F5-Apps-BagWe need web application security systems capable of understanding the typical flow of application logic between pages and recognizing that it is a potential attack when someone is flitting around the system in an atypical fashion, poking around and looking for potential holes in the wall through which they can exploit some vulnerability. We need systems that can recognize that Page X is never accessed directly, nor from any other page in the system except Page B - and we need to be able to trigger an alarm or "raise the threat level" when it is suddenly accessed, somehow, from Page D instead.

We are slowly evolving our web application security solutions to be more context aware. The solutions of today and the near future are more contextually aware and capable of employing that knowledge to prevent attacks than they were five years ago. But the context is almost always about right now and rarely takes into consideration "normal" behavior of the past. We need historical context as well as current context in order to pull it all together and begin really understanding when a user is a potential threat.

The question has been asked regarding TSA regulations and security policies: Why do we focus on bad things rather than bad people?

The answer is simple: because we can't always tell "bad" people from "good" based on a single interaction. We need history, we need context, we need a holistic view of the person and, in fact, all people who interact with any given system in order to determine what is "normal" and what is not; what may be a potential threat and what is simply an anomaly.

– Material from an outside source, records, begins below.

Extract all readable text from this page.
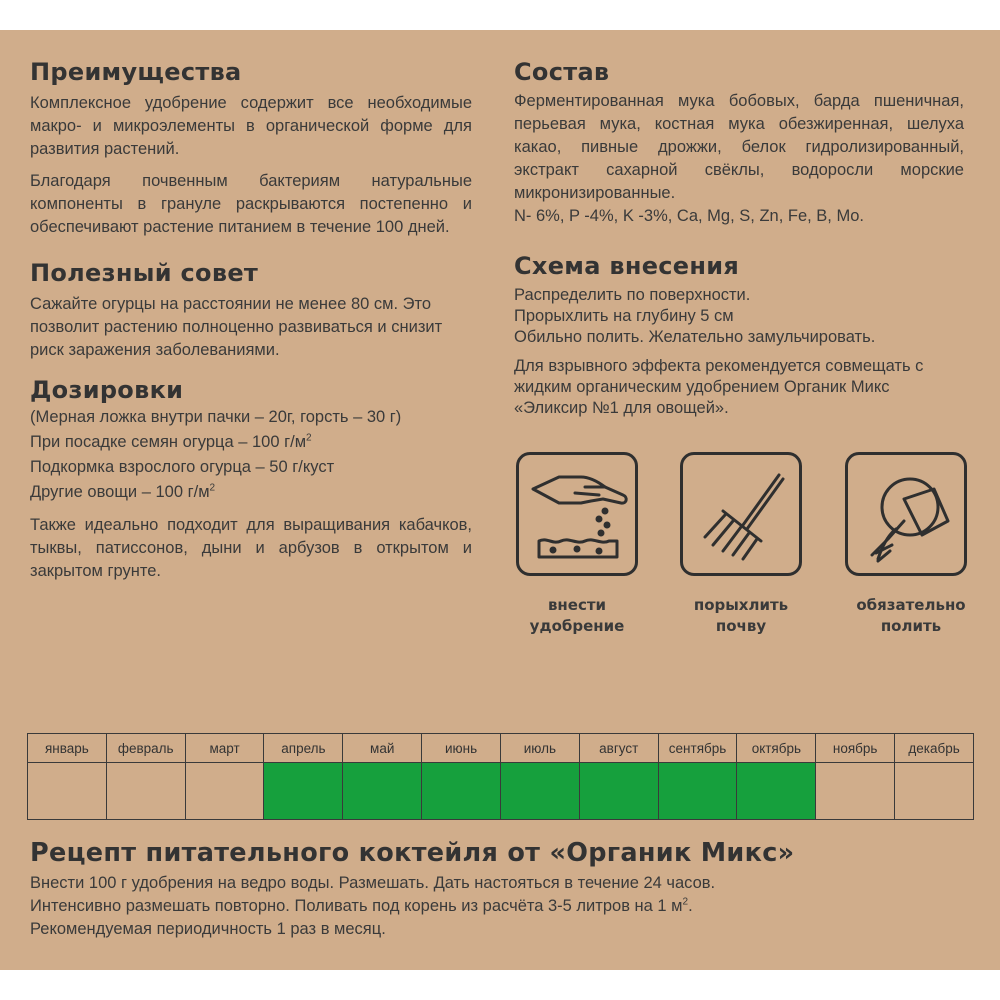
Преимущества

Комплексное удобрение содержит все необходимые макро- и микроэлементы в органической форме для развития растений.

Благодаря почвенным бактериям натуральные компоненты в грануле раскрываются постепенно и обеспечивают растение питанием в течение 100 дней.

Полезный совет

Сажайте огурцы на расстоянии не менее 80 см. Это позволит растению полноценно развиваться и снизит риск заражения заболеваниями.

Дозировки

(Мерная ложка внутри пачки – 20г, горсть – 30 г)

При посадке семян огурца – 100 $г/м^2$

Подкормка взрослого огурца – 50 г/куст

Другие овощи – 100 $г/м^2$

Также идеально подходит для выращивания кабачков, тыквы, патиссонов, дыни и арбузов в открытом и закрытом грунте.

Состав

Ферментированная мука бобовых, барда пшеничная, перьевая мука, костная мука обезжиренная, шелуха какао, пивные дрожжи, белок гидролизированный, экстракт сахарной свёклы, водоросли морские микронизированные.

N- 6%, P -4%, K -3%, Ca, Mg, S, Zn, Fe, B, Mo.

Схема внесения

Распределить по поверхности.

Прорыхлить на глубину 5 см

Обильно полить. Желательно замульчировать.

Для взрывного эффекта рекомендуется совмещать с жидким органическим удобрением Органик Микс «Эликсир №1 для овощей».

внести
удобрение
порыхлить
почву
обязательно
полить
январь	февраль	март	апрель	май	июнь	июль	август	сентябрь	октябрь	ноябрь	декабрь

Рецепт питательного коктейля от «Органик Микс»

Внести 100 г удобрения на ведро воды. Размешать. Дать настояться в течение 24 часов.

Интенсивно размешать повторно. Поливать под корень из расчёта 3-5 литров на 1 $м^2$.

Рекомендуемая периодичность 1 раз в месяц.
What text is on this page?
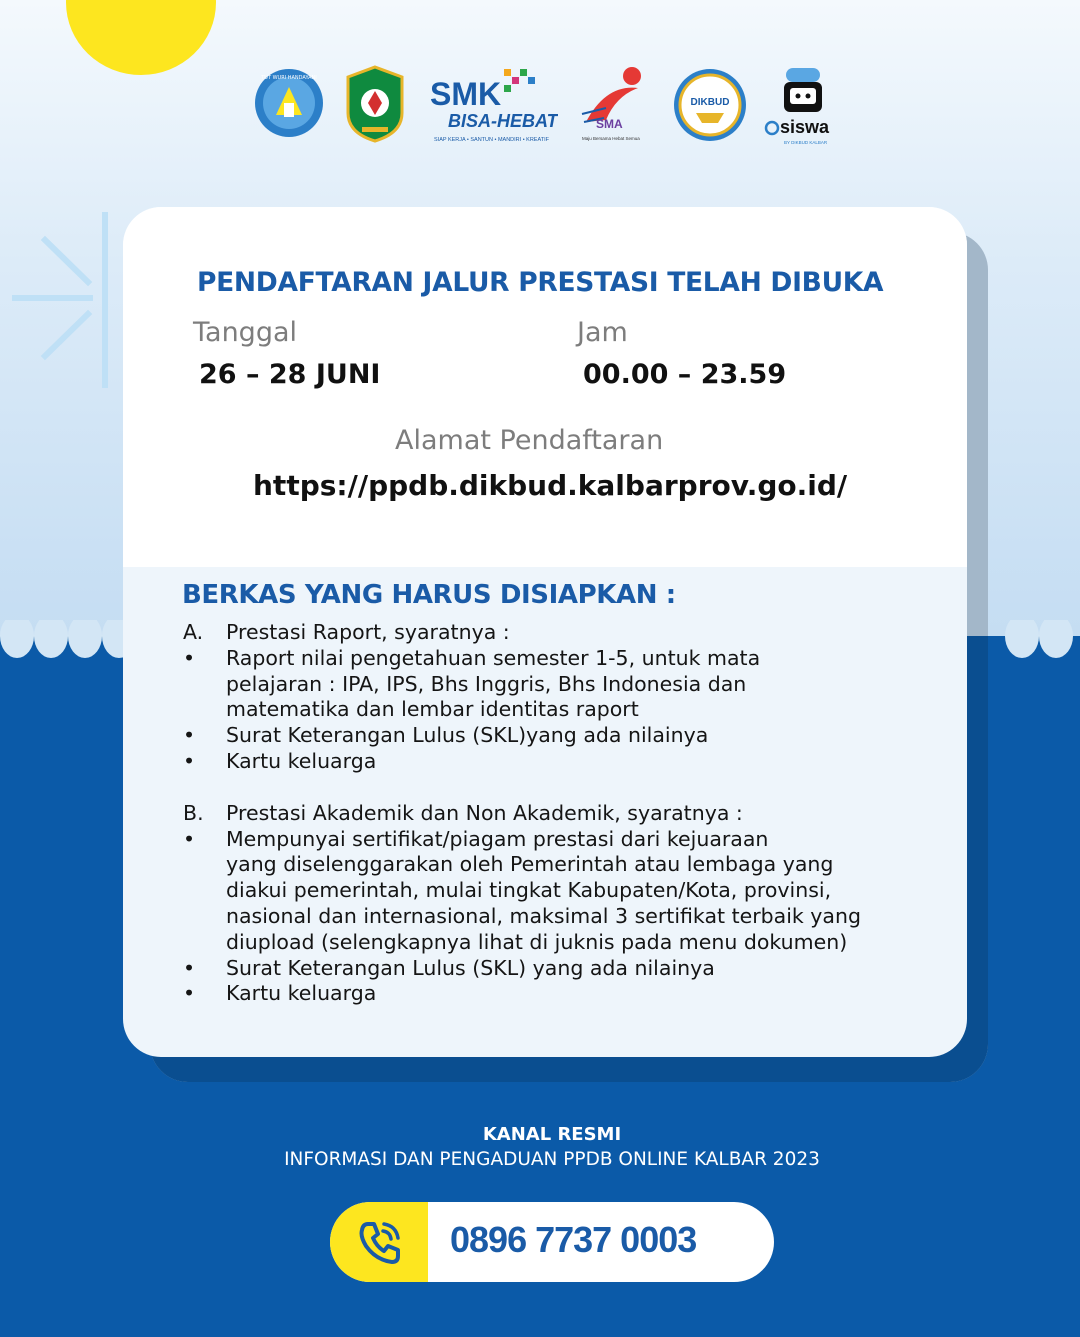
TUT WURI HANDAYANI	SMK
BISA-HEBAT
SIAP KERJA • SANTUN • MANDIRI • KREATIF
SMA
Maju Bersama Hebat Semua
DIKBUD
siswa
BY DIKBUD KALBAR
PENDAFTARAN JALUR PRESTASI TELAH DIBUKA
Tanggal
26 – 28 JUNI
Jam
00.00 – 23.59
Alamat Pendaftaran
https://ppdb.dikbud.kalbarprov.go.id/
BERKAS YANG HARUS DISIAPKAN :
A.	Prestasi Raport, syaratnya :
•	Raport nilai pengetahuan semester 1-5, untuk mata
pelajaran : IPA, IPS, Bhs Inggris, Bhs Indonesia dan
matematika dan lembar identitas raport
•	Surat Keterangan Lulus (SKL)yang ada nilainya
•	Kartu keluarga
B.	Prestasi Akademik dan Non Akademik, syaratnya :
•	Mempunyai sertifikat/piagam prestasi dari kejuaraan
yang diselenggarakan oleh Pemerintah atau lembaga yang
diakui pemerintah, mulai tingkat Kabupaten/Kota, provinsi,
nasional dan internasional, maksimal 3 sertifikat terbaik yang
diupload (selengkapnya lihat di juknis pada menu dokumen)
•	Surat Keterangan Lulus (SKL) yang ada nilainya
•	Kartu keluarga
KANAL RESMI
INFORMASI DAN PENGADUAN PPDB ONLINE KALBAR 2023
0896 7737 0003
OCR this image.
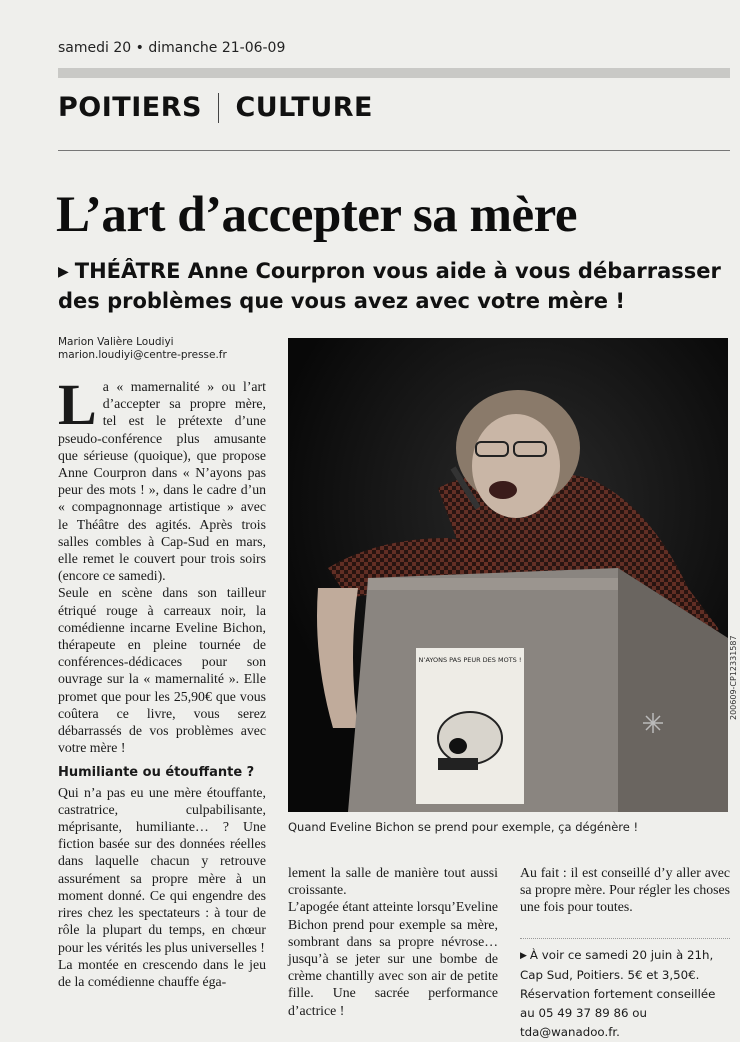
samedi 20 • dimanche 21-06-09
POITIERS CULTURE
L’art d’accepter sa mère
▶ THÉÂTRE Anne Courpron vous aide à vous débarrasser des problèmes que vous avez avec votre mère !
Marion Valière Loudiyi
marion.loudiyi@centre-presse.fr

La « mamernalité » ou l’art d’accepter sa propre mère, tel est le prétexte d’une pseudo-conférence plus amusante que sérieuse (quoique), que propose Anne Courpron dans « N’ayons pas peur des mots ! », dans le cadre d’un « compagnonnage artistique » avec le Théâtre des agités. Après trois salles combles à Cap-Sud en mars, elle remet le couvert pour trois soirs (encore ce samedi).

Seule en scène dans son tailleur étriqué rouge à carreaux noir, la comédienne incarne Eveline Bichon, thérapeute en pleine tournée de conférences-dédicaces pour son ouvrage sur la « mamernalité ». Elle promet que pour les 25,90€ que vous coûtera ce livre, vous serez débarrassés de vos problèmes avec votre mère !

Humiliante ou étouffante ?

Qui n’a pas eu une mère étouffante, castratrice, culpabilisante, méprisante, humiliante… ? Une fiction basée sur des données réelles dans laquelle chacun y retrouve assurément sa propre mère à un moment donné. Ce qui engendre des rires chez les spectateurs : à tour de rôle la plupart du temps, en chœur pour les vérités les plus universelles !

La montée en crescendo dans le jeu de la comédienne chauffe éga-

N’AYONS PAS PEUR DES MOTS !	200609-CP12331587
Quand Eveline Bichon se prend pour exemple, ça dégénère !

lement la salle de manière tout aussi croissante.

L’apogée étant atteinte lorsqu’Eveline Bichon prend pour exemple sa mère, sombrant dans sa propre névrose… jusqu’à se jeter sur une bombe de crème chantilly avec son air de petite fille. Une sacrée performance d’actrice !

Au fait : il est conseillé d’y aller avec sa propre mère. Pour régler les choses une fois pour toutes.

▶ À voir ce samedi 20 juin à 21h, Cap Sud, Poitiers. 5€ et 3,50€. Réservation fortement conseillée au 05 49 37 89 86 ou tda@wanadoo.fr.
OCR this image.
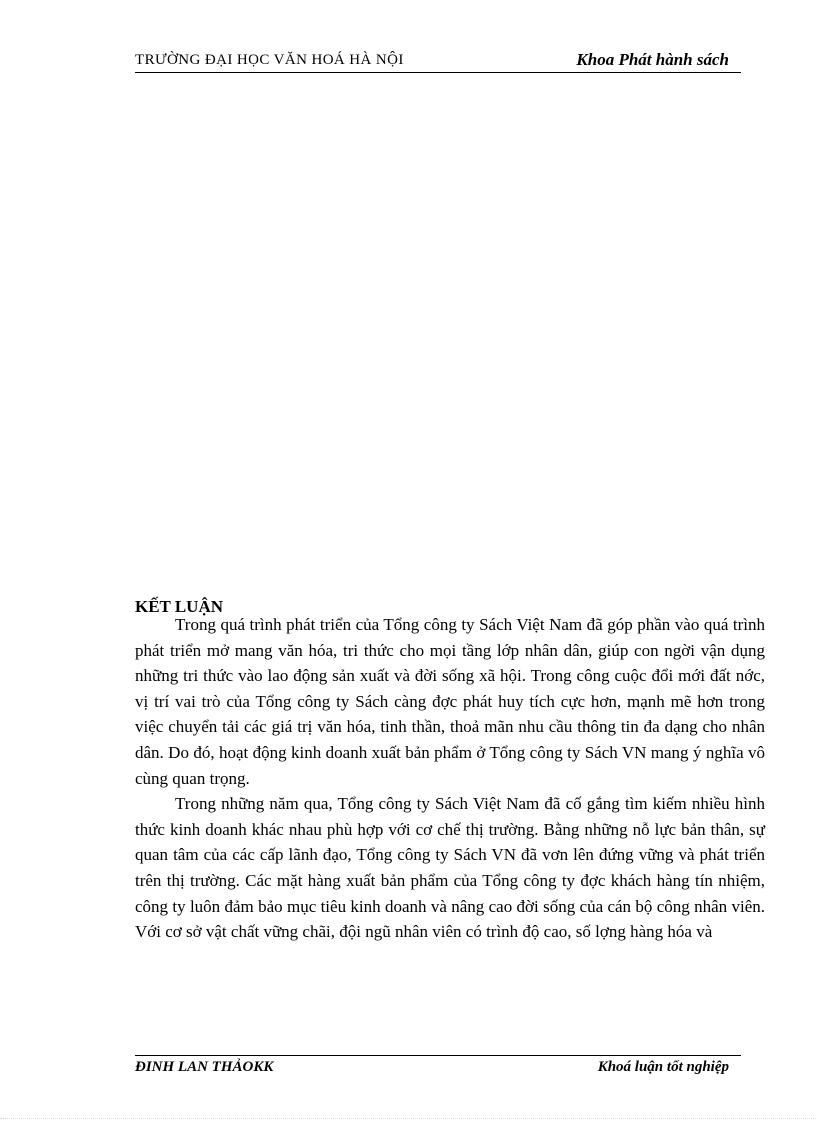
TRƯỜNG ĐẠI HỌC VĂN HOÁ HÀ NỘI	Khoa Phát hành sách
KẾT LUẬN

Trong quá trình phát triển của Tổng công ty Sách Việt Nam đã góp phần vào quá trình phát triển mở mang văn hóa, tri thức cho mọi tầng lớp nhân dân, giúp con ngời vận dụng những tri thức vào lao động sản xuất và đời sống xã hội. Trong công cuộc đổi mới đất nớc, vị trí vai trò của Tổng công ty Sách càng đợc phát huy tích cực hơn, mạnh mẽ hơn trong việc chuyển tải các giá trị văn hóa, tinh thần, thoả mãn nhu cầu thông tin đa dạng cho nhân dân. Do đó, hoạt động kinh doanh xuất bản phẩm ở Tổng công ty Sách VN mang ý nghĩa vô cùng quan trọng.

Trong những năm qua, Tổng công ty Sách Việt Nam đã cố gắng tìm kiếm nhiều hình thức kinh doanh khác nhau phù hợp với cơ chế thị trường. Bằng những nỗ lực bản thân, sự quan tâm của các cấp lãnh đạo, Tổng công ty Sách VN đã vơn lên đứng vững và phát triển trên thị trường. Các mặt hàng xuất bản phẩm của Tổng công ty đợc khách hàng tín nhiệm, công ty luôn đảm bảo mục tiêu kinh doanh và nâng cao đời sống của cán bộ công nhân viên. Với cơ sở vật chất vững chãi, đội ngũ nhân viên có trình độ cao, số lợng hàng hóa và

ĐINH LAN THẢOKK	Khoá luận tốt nghiệp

We need to be able to profile behavioral interactions with applications, determine what is typical and accepted, and then act on that information when a user acts outsides those norms. We need systems that automatically recognize atypical interactions with a web application and can upgrade the threat level automatically as necessary, to the point of blocking or stopping the interactions due to excessive atypical behavior.

We can continue to build systems that inspect things (data) rather than behavior but in doing so we will continue to always be one step behind the newest, latest attack method. To get ahead of the attackers we need to start examining behavior of the user contextually and historically and, more importantly, holistically.